An important exception has been the infamous policy of forced sterilisation during the Emergency era 1975-77. Indira Gandhi and her party paid a hefty political price for that but only after inflicting serious wounds on many poor victims.

Since coming to power in May 2014, Prime Minister Narendra Modi has promised a policy of inclusive development and ‘clean’ India: ‘Sabka Sath Sabka Vikas’ and ‘Swachch Bharat’. ‘Swachch’ also means transparent though transparency seems to be lacking in his approach to policymaking.

Also Read: Piecing Together Parts of the Demonetisation Puzzle

Demonetisation Didn’t Achieve Intended Objective

With a surprise announcement on the night of 8 November 2016 (few weeks before the crucial UP elections) Prime Minister Modi banned all Rs 500 (US$7.80) and Rs 1,000 (US$16) banknotes, invalidating 86 percent of the country’s currency in circulation. The initial stated goal was to curtail black money, counterfeit currency and terrorism. Chaos followed on the streets, the country plunged into severe currency droughts and many lives were lost.
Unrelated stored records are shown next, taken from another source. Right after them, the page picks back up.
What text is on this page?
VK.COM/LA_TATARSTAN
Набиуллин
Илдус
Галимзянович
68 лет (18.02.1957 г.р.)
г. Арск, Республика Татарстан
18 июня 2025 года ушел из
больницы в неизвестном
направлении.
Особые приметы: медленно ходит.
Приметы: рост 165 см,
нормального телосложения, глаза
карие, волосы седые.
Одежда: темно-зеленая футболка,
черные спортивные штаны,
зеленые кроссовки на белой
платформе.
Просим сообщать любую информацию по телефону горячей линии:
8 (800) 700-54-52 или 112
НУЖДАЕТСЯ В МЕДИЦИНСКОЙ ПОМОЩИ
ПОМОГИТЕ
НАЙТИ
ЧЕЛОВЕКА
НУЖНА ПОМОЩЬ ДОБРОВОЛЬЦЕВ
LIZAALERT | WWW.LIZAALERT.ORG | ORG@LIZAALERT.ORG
The banking system got overwhelmed. Cash dependent informal sector suffered severe losses in employment and earnings.

Meanwhile, a much larger denomination banknote (Rs 2,000) was hurriedly introduced that provided a convenient device to store untaxed income held in cash and cast doubt on Modi’s claim that he was fighting black money. As the hope of catching crooks was fading, Modi reset the goal of demonetisation; it was now to turn India into a cashless economy.

After a brief six-month spike in digital payments, India largely returned to its previous cash-reliant self, but only after losing 1.5 percent of its GDP growth rate, or US$ 35 billion. Indeed, as critics feared, it was a huge price to pay only to discover that 99 percent of the banned notes returned home (according to RBI report, August 2017) and that digital banking will remain a pipe dream, until and unless internet connectivity radically improves, and most people have enough income to bank in the first place.

As expected, the proportion of high-value notes (Rs 500 and above) is rising again with the issuance of new notes. There is no end to counterfeit currency or terrorism either.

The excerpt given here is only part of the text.